自分が所属する共同体の価値観がおかしくなった時にどうすべきか、というのも大きな問題だ。これはこれで、後でまた書くかも。

 

「正しさの暴走」は自分もやりがちだな、と感じる。
ネットでは「面白ければいいじゃん」と「机上の正しさ」が力を持ちがちなので、これに対抗できる「真っ当さ」は、手放してはいけないと思う。

 

「真っ当さ」を描いているものは創作物だと「パトレイバー」もそうだし、最近だと「ゆとりですが、なにか?」もいい。

自分に「真っ当さ」を示してくれるものや人を大事にしたい。

 

そういうものの助けを借りつつ、なんかおかしいな、と思ったものには、それが例え正しく見えても「なんかおかしくないか?」と言っていくしかないかな、と思う。

 

それでも銀英伝では、オーベルシュタインが一番好きだ。

ダメな部分も分かるんだけれど……、どうしても共感を感じる。

オーベルシュタインの場合は、生まれたときから社会との信頼関係が崩れているというのが一番大きいのかもしれない。

 

帝国側でオーベルシュタインの対極にいる「真っ当さ」を持つ人といえば、真っ先に思いつくのはミッターマイヤーだ。ミッターマイヤーは両親が=社会なのだと思う。これはパトレイバーの野明が示す「真っ当さ」「子どもを幸せにできる大人が立派な大人だ」につながる。

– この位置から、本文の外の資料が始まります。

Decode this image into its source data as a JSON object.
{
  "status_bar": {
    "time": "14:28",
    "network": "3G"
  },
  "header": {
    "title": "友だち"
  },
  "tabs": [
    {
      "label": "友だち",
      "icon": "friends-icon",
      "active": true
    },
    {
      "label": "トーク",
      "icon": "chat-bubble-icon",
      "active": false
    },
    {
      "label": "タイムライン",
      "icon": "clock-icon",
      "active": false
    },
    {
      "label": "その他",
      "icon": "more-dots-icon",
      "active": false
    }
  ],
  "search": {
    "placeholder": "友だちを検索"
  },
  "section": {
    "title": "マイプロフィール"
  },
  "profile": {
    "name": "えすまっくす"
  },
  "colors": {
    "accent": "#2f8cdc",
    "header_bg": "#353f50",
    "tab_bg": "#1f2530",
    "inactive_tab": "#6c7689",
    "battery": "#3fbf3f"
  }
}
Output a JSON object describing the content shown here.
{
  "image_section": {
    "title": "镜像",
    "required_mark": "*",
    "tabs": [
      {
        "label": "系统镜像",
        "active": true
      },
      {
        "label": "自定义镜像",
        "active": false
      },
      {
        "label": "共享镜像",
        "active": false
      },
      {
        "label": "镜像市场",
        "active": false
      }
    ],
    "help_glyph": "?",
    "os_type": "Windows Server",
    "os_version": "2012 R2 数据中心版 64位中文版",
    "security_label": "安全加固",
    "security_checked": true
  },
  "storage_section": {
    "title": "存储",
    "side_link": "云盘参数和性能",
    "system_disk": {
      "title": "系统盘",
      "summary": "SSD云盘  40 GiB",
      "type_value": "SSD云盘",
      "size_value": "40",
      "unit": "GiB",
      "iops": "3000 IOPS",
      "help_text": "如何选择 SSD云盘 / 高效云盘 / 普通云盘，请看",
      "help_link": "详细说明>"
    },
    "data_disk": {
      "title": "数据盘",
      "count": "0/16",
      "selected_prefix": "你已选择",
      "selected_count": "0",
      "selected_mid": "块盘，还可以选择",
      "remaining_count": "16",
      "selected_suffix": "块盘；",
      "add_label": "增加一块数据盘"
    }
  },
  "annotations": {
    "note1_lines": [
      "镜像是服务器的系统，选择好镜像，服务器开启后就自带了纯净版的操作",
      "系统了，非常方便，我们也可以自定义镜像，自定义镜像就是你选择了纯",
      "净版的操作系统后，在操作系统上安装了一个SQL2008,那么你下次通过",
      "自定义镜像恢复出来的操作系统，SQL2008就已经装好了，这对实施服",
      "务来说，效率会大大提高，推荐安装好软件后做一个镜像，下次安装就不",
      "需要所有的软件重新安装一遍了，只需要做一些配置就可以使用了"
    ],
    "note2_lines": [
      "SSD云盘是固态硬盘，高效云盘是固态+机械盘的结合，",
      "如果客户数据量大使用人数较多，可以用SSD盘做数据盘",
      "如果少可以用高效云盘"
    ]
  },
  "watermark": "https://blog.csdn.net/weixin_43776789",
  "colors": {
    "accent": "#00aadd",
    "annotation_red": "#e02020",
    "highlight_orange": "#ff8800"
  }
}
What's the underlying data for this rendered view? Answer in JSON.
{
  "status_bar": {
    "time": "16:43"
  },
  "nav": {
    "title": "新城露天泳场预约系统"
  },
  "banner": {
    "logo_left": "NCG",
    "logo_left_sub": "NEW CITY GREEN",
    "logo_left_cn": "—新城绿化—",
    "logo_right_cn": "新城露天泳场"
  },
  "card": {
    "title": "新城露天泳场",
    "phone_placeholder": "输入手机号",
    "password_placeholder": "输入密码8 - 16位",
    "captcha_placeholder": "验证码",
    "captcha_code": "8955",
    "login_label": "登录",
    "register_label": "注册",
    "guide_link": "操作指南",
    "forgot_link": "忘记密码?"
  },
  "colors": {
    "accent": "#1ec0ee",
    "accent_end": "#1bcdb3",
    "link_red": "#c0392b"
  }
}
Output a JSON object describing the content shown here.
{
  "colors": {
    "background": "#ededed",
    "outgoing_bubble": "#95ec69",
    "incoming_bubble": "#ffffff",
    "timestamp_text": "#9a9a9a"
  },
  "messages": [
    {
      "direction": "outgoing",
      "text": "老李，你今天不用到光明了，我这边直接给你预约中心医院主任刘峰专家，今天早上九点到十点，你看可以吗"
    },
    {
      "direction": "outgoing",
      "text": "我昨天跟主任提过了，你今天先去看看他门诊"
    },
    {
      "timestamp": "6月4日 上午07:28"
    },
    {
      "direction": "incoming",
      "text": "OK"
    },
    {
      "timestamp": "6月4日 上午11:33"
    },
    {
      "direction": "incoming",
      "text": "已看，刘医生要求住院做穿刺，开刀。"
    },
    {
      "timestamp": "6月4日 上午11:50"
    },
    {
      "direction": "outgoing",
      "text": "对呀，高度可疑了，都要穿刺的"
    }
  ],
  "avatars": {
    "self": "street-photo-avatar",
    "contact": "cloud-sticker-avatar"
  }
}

オーベルシュタインと根本部分は似ているロイエンタールも、親との信頼関係が破壊されている。

 

「真っ当さ」というのは、既存社会への信頼度が大きく関わっていると思う。仮にそうだとすれば現代で「真っ当さ」が機能しづらいのは、むしろ当然なのかもしれない。

 

「既存の社会の中の枠組みが意味をなさないと感じたときにも、その価値観が正しいと感じるなら守る」

と考えるとアイランズは、すごく「真っ当」だったのでは。既存の社会の枠組みの中ではクソだったけど。